They Want to Believe
The Illuminati are at it again, according to a U. S. conspiracy theorist and the government of South Africa. Manto Tshabalala-Msimang, South Africa's health minister, distributed a chapter from a book written by William Cooper to the country's provincial legislators. In his book Cooper claims that a secret group bent on global domination—the Illuminati, whose purported objective is to enslave the human race by creating a satanic one-world government—desires a reduction in the African population. To accomplish this, they introduced AIDS via the smallpox vaccine, Cooper wrote. Linked to the conspiracy are extraterrestrial aliens, also tools of the Illuminati. Harper's Magazine recently published a transcript of the conversation between Tshabalala-Msimang and South Africa's Radio 702 commentator John Robbie, in which the health minister refused to answer direct questions about the epidemic and her distribution of the Cooper excerpt, one of which was: "Do you accept that HIV causes AIDS?"
Tshabalala-Msimang's evasion is in keeping with official policy. President Thabo Mbeki, who drew a firestorm of criticism last year with his refusal to provide the drug AZT to infected pregnant women, apparently does not believe that HIV causes AIDS. In the summer of 2000, he assembled an advisory panel to examine the true nature of AIDS, reports the Africa Policy Information Center. The panel included mainstream scientists and "dissidents," scientists who believe that immune deficiency is caused by a variety of factors including poverty, malnutrition, poor hygiene, and local diseases. Critics charge that by giving HIV deniers a platform, Mbeki is contributing to genocide.
The results of the panel's deliberations were hardly unexpected: the two sides remained at odds, and no agreement on the cause of AIDS was reached. This lack of consensus will likely serve to justify the government's continued inaction.
While there is little evidence supporting the existence of the Illuminati, there is a conspiracy afoot—one best described by Nelson Mandela as "a conspiracy of silence." The current face of this conspiracy is the intentioned blindness that allows the epidemic to rage virtually unchecked. It's true what they say about denial, it's not just a river in Egypt; it is a flood that will devastate an entire nation.
"God Loves Ephedra"
The 1994 Dietary Supplement Health and Education Act essentially freed "natural" remedies from federal regulation. Since then vitamins, minerals, herbs, and sports nutrients have become a $15.7 billion industry, reports the Washington Post. The industry uses the usual combination of methods to protect and enhance its interests—lobbyists, political contributions, advertising, and letter-writing campaigns to pressure government agencies—plus a few new techniques that are proving to be quite successful.

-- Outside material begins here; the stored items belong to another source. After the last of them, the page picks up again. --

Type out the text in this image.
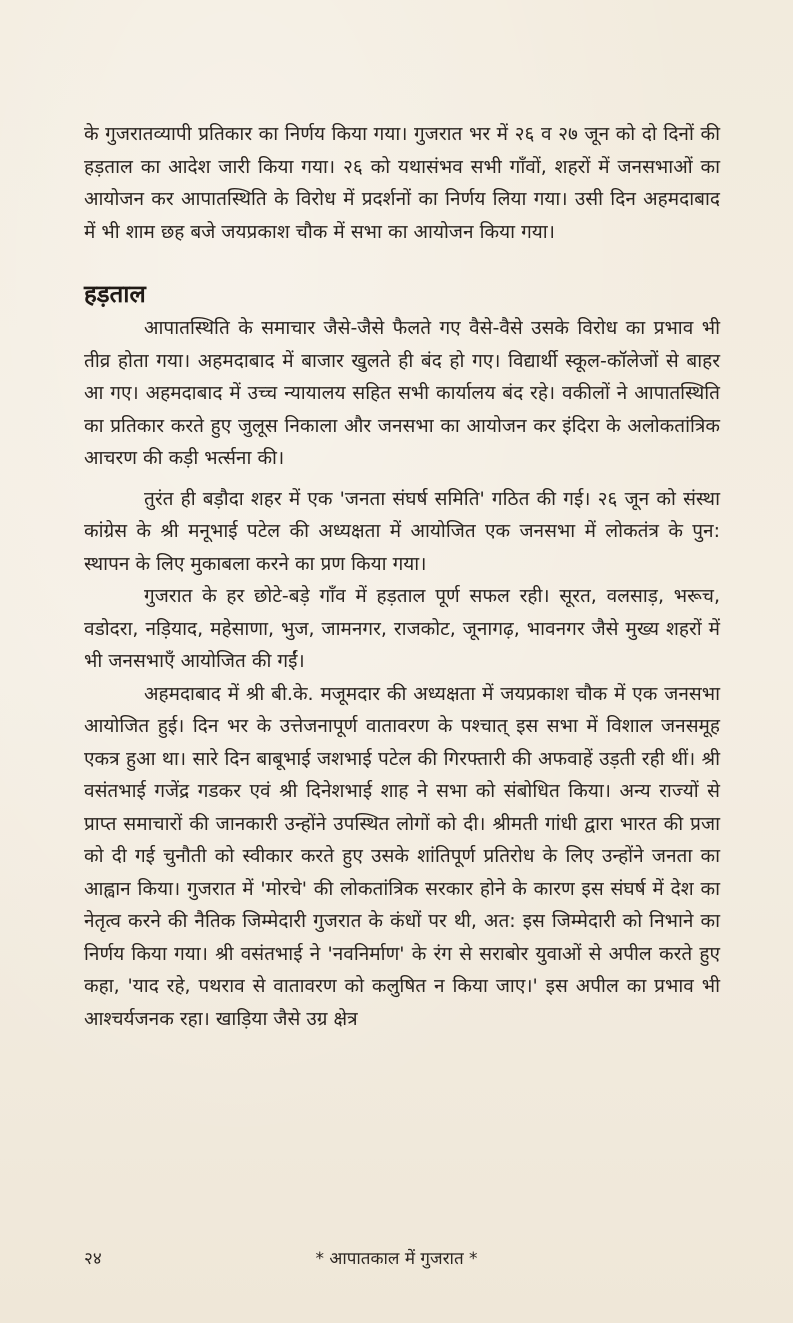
के गुजरातव्यापी प्रतिकार का निर्णय किया गया। गुजरात भर में २६ व २७ जून को दो दिनों की हड़ताल का आदेश जारी किया गया। २६ को यथासंभव सभी गाँवों, शहरों में जनसभाओं का आयोजन कर आपातस्थिति के विरोध में प्रदर्शनों का निर्णय लिया गया। उसी दिन अहमदाबाद में भी शाम छह बजे जयप्रकाश चौक में सभा का आयोजन किया गया।

हड़ताल

आपातस्थिति के समाचार जैसे-जैसे फैलते गए वैसे-वैसे उसके विरोध का प्रभाव भी तीव्र होता गया। अहमदाबाद में बाजार खुलते ही बंद हो गए। विद्यार्थी स्कूल-कॉलेजों से बाहर आ गए। अहमदाबाद में उच्च न्यायालय सहित सभी कार्यालय बंद रहे। वकीलों ने आपातस्थिति का प्रतिकार करते हुए जुलूस निकाला और जनसभा का आयोजन कर इंदिरा के अलोकतांत्रिक आचरण की कड़ी भर्त्सना की।

तुरंत ही बड़ौदा शहर में एक 'जनता संघर्ष समिति' गठित की गई। २६ जून को संस्था कांग्रेस के श्री मनूभाई पटेल की अध्यक्षता में आयोजित एक जनसभा में लोकतंत्र के पुन: स्थापन के लिए मुकाबला करने का प्रण किया गया।

गुजरात के हर छोटे-बड़े गाँव में हड़ताल पूर्ण सफल रही। सूरत, वलसाड़, भरूच, वडोदरा, नड़ियाद, महेसाणा, भुज, जामनगर, राजकोट, जूनागढ़, भावनगर जैसे मुख्य शहरों में भी जनसभाएँ आयोजित की गईं।

अहमदाबाद में श्री बी.के. मजूमदार की अध्यक्षता में जयप्रकाश चौक में एक जनसभा आयोजित हुई। दिन भर के उत्तेजनापूर्ण वातावरण के पश्चात् इस सभा में विशाल जनसमूह एकत्र हुआ था। सारे दिन बाबूभाई जशभाई पटेल की गिरफ्तारी की अफवाहें उड़ती रही थीं। श्री वसंतभाई गजेंद्र गडकर एवं श्री दिनेशभाई शाह ने सभा को संबोधित किया। अन्य राज्यों से प्राप्त समाचारों की जानकारी उन्होंने उपस्थित लोगों को दी। श्रीमती गांधी द्वारा भारत की प्रजा को दी गई चुनौती को स्वीकार करते हुए उसके शांतिपूर्ण प्रतिरोध के लिए उन्होंने जनता का आह्वान किया। गुजरात में 'मोरचे' की लोकतांत्रिक सरकार होने के कारण इस संघर्ष में देश का नेतृत्व करने की नैतिक जिम्मेदारी गुजरात के कंधों पर थी, अत: इस जिम्मेदारी को निभाने का निर्णय किया गया। श्री वसंतभाई ने 'नवनिर्माण' के रंग से सराबोर युवाओं से अपील करते हुए कहा, 'याद रहे, पथराव से वातावरण को कलुषित न किया जाए।' इस अपील का प्रभाव भी आश्चर्यजनक रहा। खाड़िया जैसे उग्र क्षेत्र

२४	* आपातकाल में गुजरात *
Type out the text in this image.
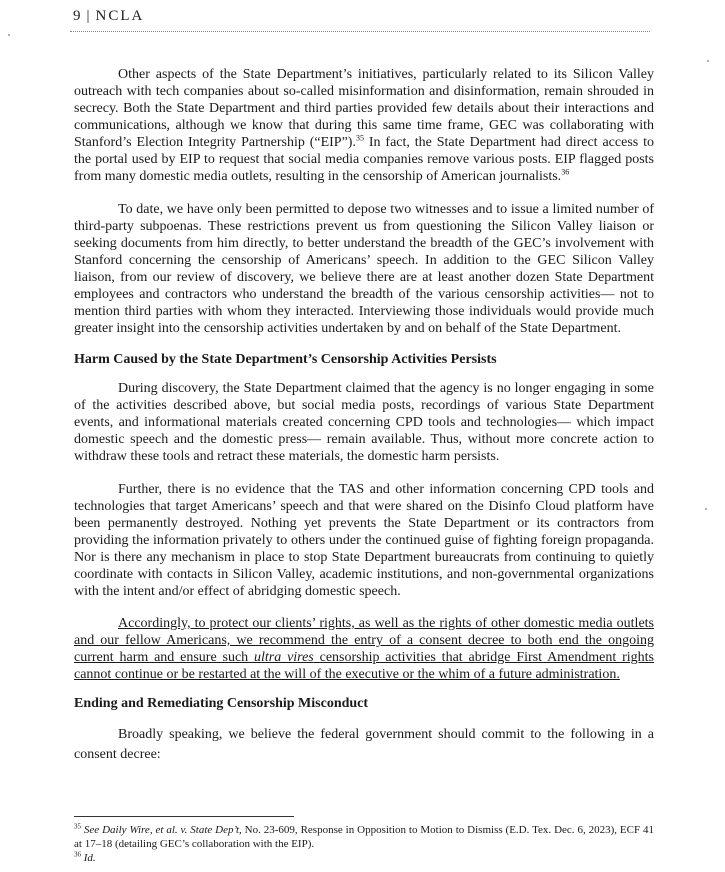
9 | NCLA

Other aspects of the State Department’s initiatives, particularly related to its Silicon Valley outreach with tech companies about so-called misinformation and disinformation, remain shrouded in secrecy. Both the State Department and third parties provided few details about their interactions and communications, although we know that during this same time frame, GEC was collaborating with Stanford’s Election Integrity Partnership (“EIP”).$^{35}$ In fact, the State Department had direct access to the portal used by EIP to request that social media companies remove various posts. EIP flagged posts from many domestic media outlets, resulting in the censorship of American journalists.$^{36}$

To date, we have only been permitted to depose two witnesses and to issue a limited number of third-party subpoenas. These restrictions prevent us from questioning the Silicon Valley liaison or seeking documents from him directly, to better understand the breadth of the GEC’s involvement with Stanford concerning the censorship of Americans’ speech. In addition to the GEC Silicon Valley liaison, from our review of discovery, we believe there are at least another dozen State Department employees and contractors who understand the breadth of the various censorship activities— not to mention third parties with whom they interacted. Interviewing those individuals would provide much greater insight into the censorship activities undertaken by and on behalf of the State Department.

Harm Caused by the State Department’s Censorship Activities Persists

During discovery, the State Department claimed that the agency is no longer engaging in some of the activities described above, but social media posts, recordings of various State Department events, and informational materials created concerning CPD tools and technologies— which impact domestic speech and the domestic press— remain available. Thus, without more concrete action to withdraw these tools and retract these materials, the domestic harm persists.

Further, there is no evidence that the TAS and other information concerning CPD tools and technologies that target Americans’ speech and that were shared on the Disinfo Cloud platform have been permanently destroyed. Nothing yet prevents the State Department or its contractors from providing the information privately to others under the continued guise of fighting foreign propaganda. Nor is there any mechanism in place to stop State Department bureaucrats from continuing to quietly coordinate with contacts in Silicon Valley, academic institutions, and non-governmental organizations with the intent and/or effect of abridging domestic speech.

Accordingly, to protect our clients’ rights, as well as the rights of other domestic media outlets and our fellow Americans, we recommend the entry of a consent decree to both end the ongoing current harm and ensure such ultra vires censorship activities that abridge First Amendment rights cannot continue or be restarted at the will of the executive or the whim of a future administration.

Ending and Remediating Censorship Misconduct

Broadly speaking, we believe the federal government should commit to the following in a consent decree:

$^{35}$ See Daily Wire, et al. v. State Dep’t, No. 23-609, Response in Opposition to Motion to Dismiss (E.D. Tex. Dec. 6, 2023), ECF 41 at 17–18 (detailing GEC’s collaboration with the EIP).
$^{36}$ Id.
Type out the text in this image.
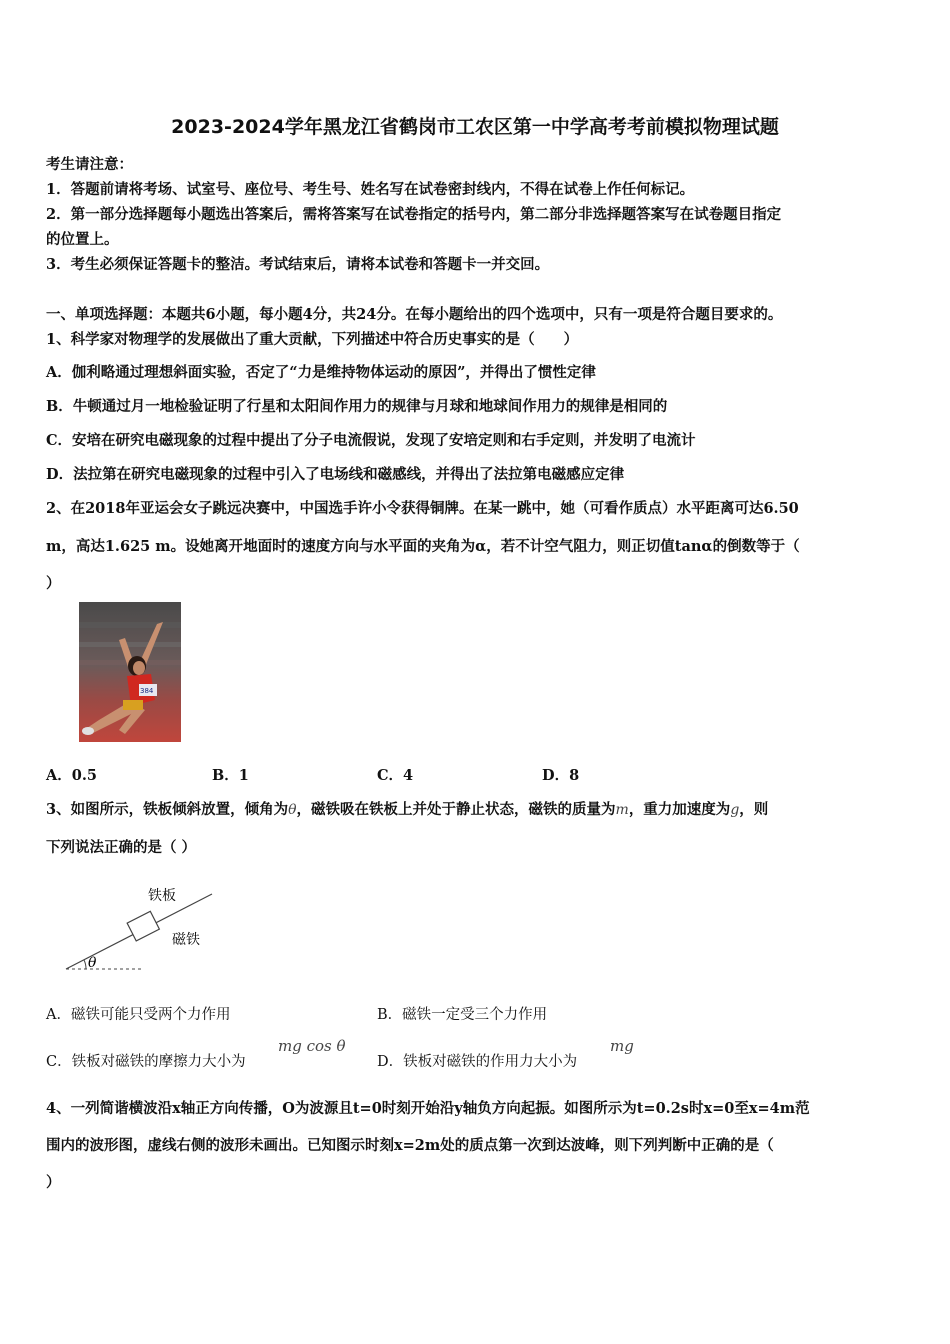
2023-2024学年黑龙江省鹤岗市工农区第一中学高考考前模拟物理试题
考生请注意：
1．答题前请将考场、试室号、座位号、考生号、姓名写在试卷密封线内，不得在试卷上作任何标记。
2．第一部分选择题每小题选出答案后，需将答案写在试卷指定的括号内，第二部分非选择题答案写在试卷题目指定
的位置上。
3．考生必须保证答题卡的整洁。考试结束后，请将本试卷和答题卡一并交回。
一、单项选择题：本题共6小题，每小题4分，共24分。在每小题给出的四个选项中，只有一项是符合题目要求的。
1、科学家对物理学的发展做出了重大贡献，下列描述中符合历史事实的是（　　）
A．伽利略通过理想斜面实验，否定了“力是维持物体运动的原因”，并得出了惯性定律
B．牛顿通过月一地检验证明了行星和太阳间作用力的规律与月球和地球间作用力的规律是相同的
C．安培在研究电磁现象的过程中提出了分子电流假说，发现了安培定则和右手定则，并发明了电流计
D．法拉第在研究电磁现象的过程中引入了电场线和磁感线，并得出了法拉第电磁感应定律
2、在2018年亚运会女子跳远决赛中，中国选手许小令获得铜牌。在某一跳中，她（可看作质点）水平距离可达6.50
m，高达1.625 m。设她离开地面时的速度方向与水平面的夹角为α，若不计空气阻力，则正切值tanα的倒数等于（
）
384
A．0.5	B．1	C．4	D．8
3、如图所示，铁板倾斜放置，倾角为θ，磁铁吸在铁板上并处于静止状态，磁铁的质量为m，重力加速度为g，则
下列说法正确的是（ ）
θ
铁板
磁铁
A．磁铁可能只受两个力作用	B．磁铁一定受三个力作用
C．铁板对磁铁的摩擦力大小为
mg cos θ
D．铁板对磁铁的作用力大小为
mg
4、一列简谐横波沿x轴正方向传播，O为波源且t=0时刻开始沿y轴负方向起振。如图所示为t=0.2s时x=0至x=4m范
围内的波形图，虚线右侧的波形未画出。已知图示时刻x=2m处的质点第一次到达波峰，则下列判断中正确的是（
）
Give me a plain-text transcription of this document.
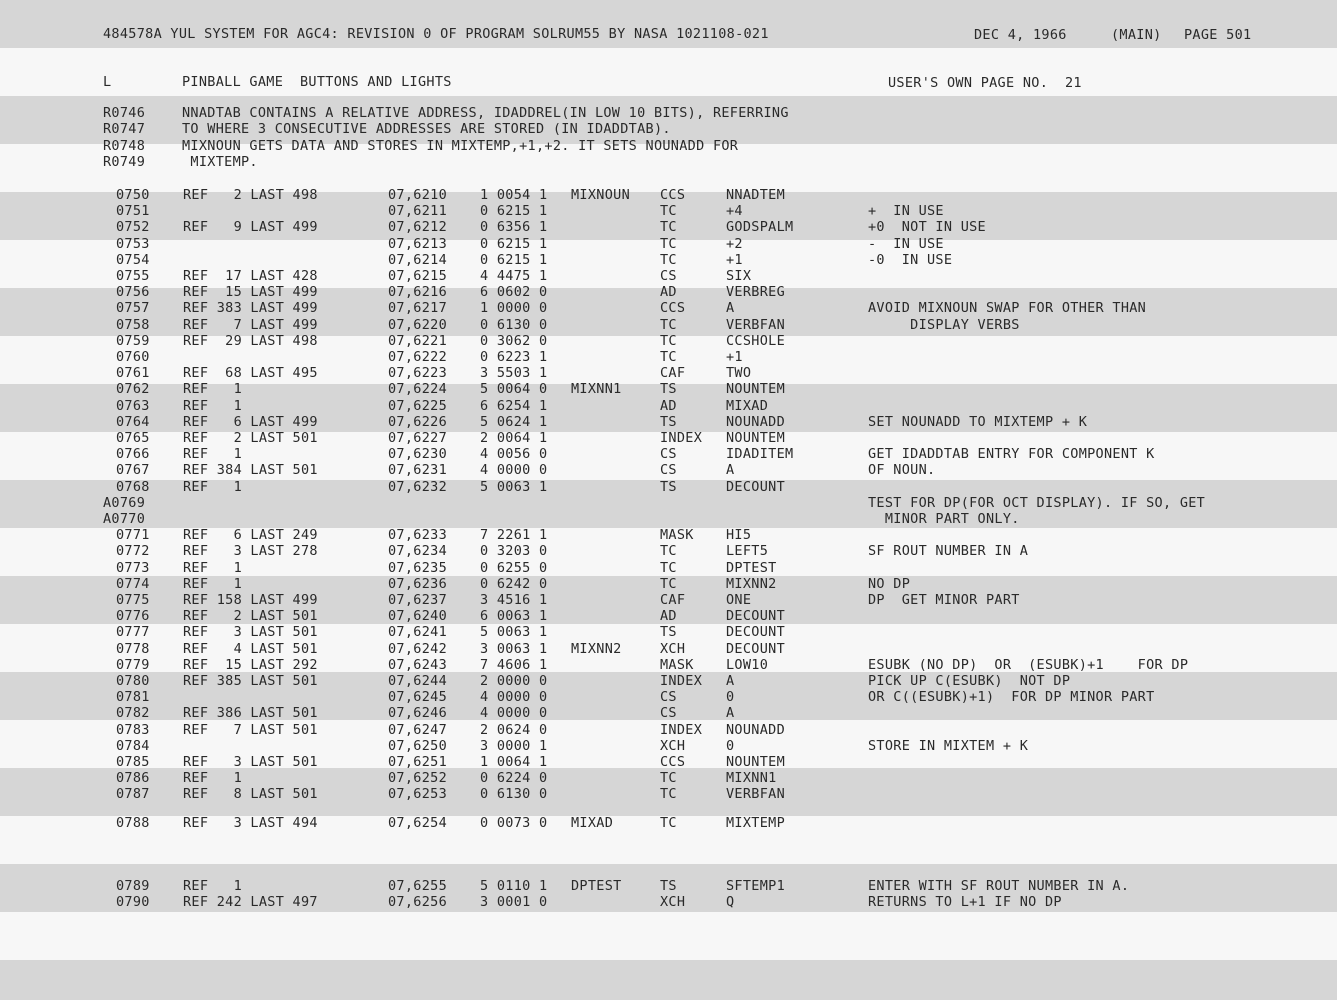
484578A YUL SYSTEM FOR AGC4: REVISION 0 OF PROGRAM SOLRUM55 BY NASA 1021108-021	DEC 4, 1966	(MAIN) PAGE 501
L	PINBALL GAME  BUTTONS AND LIGHTS	USER'S OWN PAGE NO.  21
R0746	NNADTAB CONTAINS A RELATIVE ADDRESS, IDADDREL(IN LOW 10 BITS), REFERRING
R0747	TO WHERE 3 CONSECUTIVE ADDRESSES ARE STORED (IN IDADDTAB).
R0748	MIXNOUN GETS DATA AND STORES IN MIXTEMP,+1,+2. IT SETS NOUNADD FOR
R0749	MIXTEMP.
0750 REF   2 LAST 498	07,6210 1 0054 1 MIXNOUN CCS	NNADTEM
0751	07,6211 0 6215 1	TC	+4	+  IN USE
0752 REF   9 LAST 499	07,6212 0 6356 1	TC	GODSPALM	+0  NOT IN USE
0753	07,6213 0 6215 1	TC	+2	-  IN USE
0754	07,6214 0 6215 1	TC	+1	-0  IN USE
0755 REF  17 LAST 428	07,6215 4 4475 1	CS	SIX
0756 REF  15 LAST 499	07,6216 6 0602 0	AD	VERBREG
0757 REF 383 LAST 499	07,6217 1 0000 0	CCS	A	AVOID MIXNOUN SWAP FOR OTHER THAN
0758 REF   7 LAST 499	07,6220 0 6130 0	TC	VERBFAN	DISPLAY VERBS
0759 REF  29 LAST 498	07,6221 0 3062 0	TC	CCSHOLE
0760	07,6222 0 6223 1	TC	+1
0761 REF  68 LAST 495	07,6223 3 5503 1	CAF	TWO
0762 REF   1	07,6224 5 0064 0 MIXNN1	TS	NOUNTEM
0763 REF   1	07,6225 6 6254 1	AD	MIXAD
0764 REF   6 LAST 499	07,6226 5 0624 1	TS	NOUNADD	SET NOUNADD TO MIXTEMP + K
0765 REF   2 LAST 501	07,6227 2 0064 1	INDEX NOUNTEM
0766 REF   1	07,6230 4 0056 0	CS	IDADITEM	GET IDADDTAB ENTRY FOR COMPONENT K
0767 REF 384 LAST 501	07,6231 4 0000 0	CS	A	OF NOUN.
0768 REF   1	07,6232 5 0063 1	TS	DECOUNT
A0769	TEST FOR DP(FOR OCT DISPLAY). IF SO, GET
A0770	MINOR PART ONLY.
0771 REF   6 LAST 249	07,6233 7 2261 1	MASK HI5
0772 REF   3 LAST 278	07,6234 0 3203 0	TC	LEFT5	SF ROUT NUMBER IN A
0773 REF   1	07,6235 0 6255 0	TC	DPTEST
0774 REF   1	07,6236 0 6242 0	TC	MIXNN2	NO DP
0775 REF 158 LAST 499	07,6237 3 4516 1	CAF	ONE	DP  GET MINOR PART
0776 REF   2 LAST 501	07,6240 6 0063 1	AD	DECOUNT
0777 REF   3 LAST 501	07,6241 5 0063 1	TS	DECOUNT
0778 REF   4 LAST 501	07,6242 3 0063 1 MIXNN2	XCH	DECOUNT
0779 REF  15 LAST 292	07,6243 7 4606 1	MASK LOW10	ESUBK (NO DP)  OR  (ESUBK)+1    FOR DP
0780 REF 385 LAST 501	07,6244 2 0000 0	INDEX A	PICK UP C(ESUBK)  NOT DP
0781	07,6245 4 0000 0	CS	0	OR C((ESUBK)+1)  FOR DP MINOR PART
0782 REF 386 LAST 501	07,6246 4 0000 0	CS	A
0783 REF   7 LAST 501	07,6247 2 0624 0	INDEX NOUNADD
0784	07,6250 3 0000 1	XCH	0	STORE IN MIXTEM + K
0785 REF   3 LAST 501	07,6251 1 0064 1	CCS	NOUNTEM
0786 REF   1	07,6252 0 6224 0	TC	MIXNN1
0787 REF   8 LAST 501	07,6253 0 6130 0	TC	VERBFAN
0788 REF   3 LAST 494	07,6254 0 0073 0 MIXAD	TC	MIXTEMP
0789 REF   1	07,6255 5 0110 1 DPTEST	TS	SFTEMP1	ENTER WITH SF ROUT NUMBER IN A.
0790 REF 242 LAST 497	07,6256 3 0001 0	XCH	Q	RETURNS TO L+1 IF NO DP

The main beneficiary of these efforts is the industry's biggest moneymaker, ephedra. A powerful herbal stimulant, it is primarily taken as a weight loss aid. It is also linked to insomnia, arrhythmia, hypertension, heart attacks, seizures, and strokes. Federal health officials have labeled the substance "legal speed."
Prompted by reports of more than 1,200 cases of illness and eight deaths linked to the herb, the Texas Department of Health tried and failed three times since 1994 to impose restrictions on the sale of ephedra. The supplements industry induced a stream of mail to lawmakers, and arranged testimonials at every public hearing on the department's proposals. At one such hearing during the state's 1996 attempt, a woman led a revival-style call and response with the audience: "God loves ephedra because it is a wonderful herb."
While not quite a divine intervention, this is nevertheless an interesting and obviously successful tactic. Take note, those of you who would like to see the legalization of other "wonderful herbs."